Winkler Prins Encyclopedie

E. de Bruyne, G.B.J. Hiltermann en H.R. Hoetink (1947)

Gepubliceerd op 23-01-2023

EPIGRAM

betekenis & definitie

naar het Oudgrieks ἐπίγραμμα, epigramma = opschrift, duidt in het algemeen iedere inscriptie aan, maar in het bijzonder een kort gedicht, meestal in de versvorm van de elegie gegoten, dat oorspronkelijk diende om de herinnering levend te houden aan een persoon of een feit. De meest beroemde dichter van Griekse epigrammen uit de klassieke tijd was Simonides* van Keos.
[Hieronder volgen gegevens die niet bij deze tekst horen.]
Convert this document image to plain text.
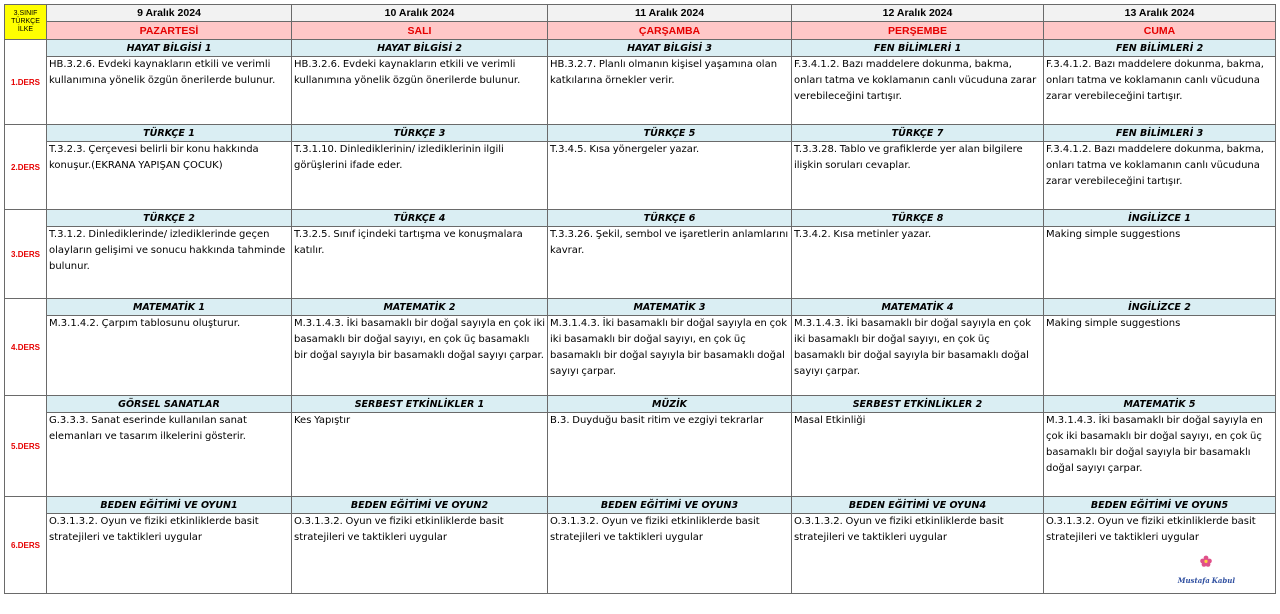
3.SINIF
TÜRKÇE
İLKE	9 Aralık 2024	10 Aralık 2024	11 Aralık 2024	12 Aralık 2024	13 Aralık 2024
	PAZARTESİ	SALI	ÇARŞAMBA	PERŞEMBE	CUMA
1.DERS	HAYAT BİLGİSİ 1	HAYAT BİLGİSİ 2	HAYAT BİLGİSİ 3	FEN BİLİMLERİ 1	FEN BİLİMLERİ 2
	HB.3.2.6. Evdeki kaynakların etkili ve verimli kullanımına yönelik özgün önerilerde bulunur.	HB.3.2.6. Evdeki kaynakların etkili ve verimli kullanımına yönelik özgün önerilerde bulunur.	HB.3.2.7. Planlı olmanın kişisel yaşamına olan katkılarına örnekler verir.	F.3.4.1.2. Bazı maddelere dokunma, bakma, onları tatma ve koklamanın canlı vücuduna zarar verebileceğini tartışır.	F.3.4.1.2. Bazı maddelere dokunma, bakma, onları tatma ve koklamanın canlı vücuduna zarar verebileceğini tartışır.
2.DERS	TÜRKÇE 1	TÜRKÇE 3	TÜRKÇE 5	TÜRKÇE 7	FEN BİLİMLERİ 3
	T.3.2.3. Çerçevesi belirli bir konu hakkında konuşur.(EKRANA YAPIŞAN ÇOCUK)	T.3.1.10. Dinlediklerinin/ izlediklerinin ilgili görüşlerini ifade eder.	T.3.4.5. Kısa yönergeler yazar.	T.3.3.28. Tablo ve grafiklerde yer alan bilgilere ilişkin soruları cevaplar.	F.3.4.1.2. Bazı maddelere dokunma, bakma, onları tatma ve koklamanın canlı vücuduna zarar verebileceğini tartışır.
3.DERS	TÜRKÇE 2	TÜRKÇE 4	TÜRKÇE 6	TÜRKÇE 8	İNGİLİZCE 1
	T.3.1.2. Dinlediklerinde/ izlediklerinde geçen olayların gelişimi ve sonucu hakkında tahminde bulunur.	T.3.2.5. Sınıf içindeki tartışma ve konuşmalara katılır.	T.3.3.26. Şekil, sembol ve işaretlerin anlamlarını kavrar.	T.3.4.2. Kısa metinler yazar.	Making simple suggestions
4.DERS	MATEMATİK 1	MATEMATİK 2	MATEMATİK 3	MATEMATİK 4	İNGİLİZCE 2
	M.3.1.4.2. Çarpım tablosunu oluşturur.	M.3.1.4.3. İki basamaklı bir doğal sayıyla en çok iki basamaklı bir doğal sayıyı, en çok üç basamaklı bir doğal sayıyla bir basamaklı doğal sayıyı çarpar.	M.3.1.4.3. İki basamaklı bir doğal sayıyla en çok iki basamaklı bir doğal sayıyı, en çok üç basamaklı bir doğal sayıyla bir basamaklı doğal sayıyı çarpar.	M.3.1.4.3. İki basamaklı bir doğal sayıyla en çok iki basamaklı bir doğal sayıyı, en çok üç basamaklı bir doğal sayıyla bir basamaklı doğal sayıyı çarpar.	Making simple suggestions
5.DERS	GÖRSEL SANATLAR	SERBEST ETKİNLİKLER 1	MÜZİK	SERBEST ETKİNLİKLER 2	MATEMATİK 5
	G.3.3.3. Sanat eserinde kullanılan sanat elemanları ve tasarım ilkelerini gösterir.	Kes Yapıştır	B.3. Duyduğu basit ritim ve ezgiyi tekrarlar	Masal Etkinliği	M.3.1.4.3. İki basamaklı bir doğal sayıyla en çok iki basamaklı bir doğal sayıyı, en çok üç basamaklı bir doğal sayıyla bir basamaklı doğal sayıyı çarpar.
6.DERS	BEDEN EĞİTİMİ VE OYUN1	BEDEN EĞİTİMİ VE OYUN2	BEDEN EĞİTİMİ VE OYUN3	BEDEN EĞİTİMİ VE OYUN4	BEDEN EĞİTİMİ VE OYUN5
	O.3.1.3.2. Oyun ve fiziki etkinliklerde basit stratejileri ve taktikleri uygular	O.3.1.3.2. Oyun ve fiziki etkinliklerde basit stratejileri ve taktikleri uygular	O.3.1.3.2. Oyun ve fiziki etkinliklerde basit stratejileri ve taktikleri uygular	O.3.1.3.2. Oyun ve fiziki etkinliklerde basit stratejileri ve taktikleri uygular	O.3.1.3.2. Oyun ve fiziki etkinliklerde basit stratejileri ve taktikleri uygular
Mustafa Kabul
Allengs begon men het epigram echter te zien als een verfijnde kunstvorm en velen legden zich toe op het uitdrukken in bij uitstek bondige vorm van een gedachte, een herinnering, een impressie. In de zgn. Palatijnse Anthologie is ons een verzameling bewaard van duizenden Griekse epigrammen van godsdienstige, artistieke, amoureuze, amusante aard, naast grafschriften en wijdingsinscripties. In Rome is het epigram met veel succes beoefend door Martialis*, bij hem krijgt het reeds duidelijk het karakter van een op een pointe uitlopend gedichtje, waarom men deze dichtvorm dan ook puntdicht noemt. Uit de nieuwere tijd moeten onder de puntdichtpoëten genoemd worden: in Frankrijk: Clément Marot; in Duitsland: Logau, Schiller en Goethe; in Engeland: O wen; in Nederland: Constantijn Huygens en Staring.Lit.: Over de theorie van het epigram Lessing, Anmerkungen über das Epigramm; Over de Oudheid: R. Reitzenstein, Epigramm und Skolion (1893) en in Pauly-Wissowa, Realenzyklop. ,,Epigramm” dl VI, 71; C. Cichorius, Römische Studien (1922); E. Galle tier, Etude sur la poésie funéraire romaine (1922). Voorts: Hoyt Hopewell Hudson, The Epigram in the English Renaissance (Princeton Univ. Press. 1947); James Hutton, The Greek Anthology in Italy to the year 1800 (1935); Idem, The Greek Anthology in France and in the Latin Writers of the Netherlands to the year 1800 (Cornell Univ. Press 1946).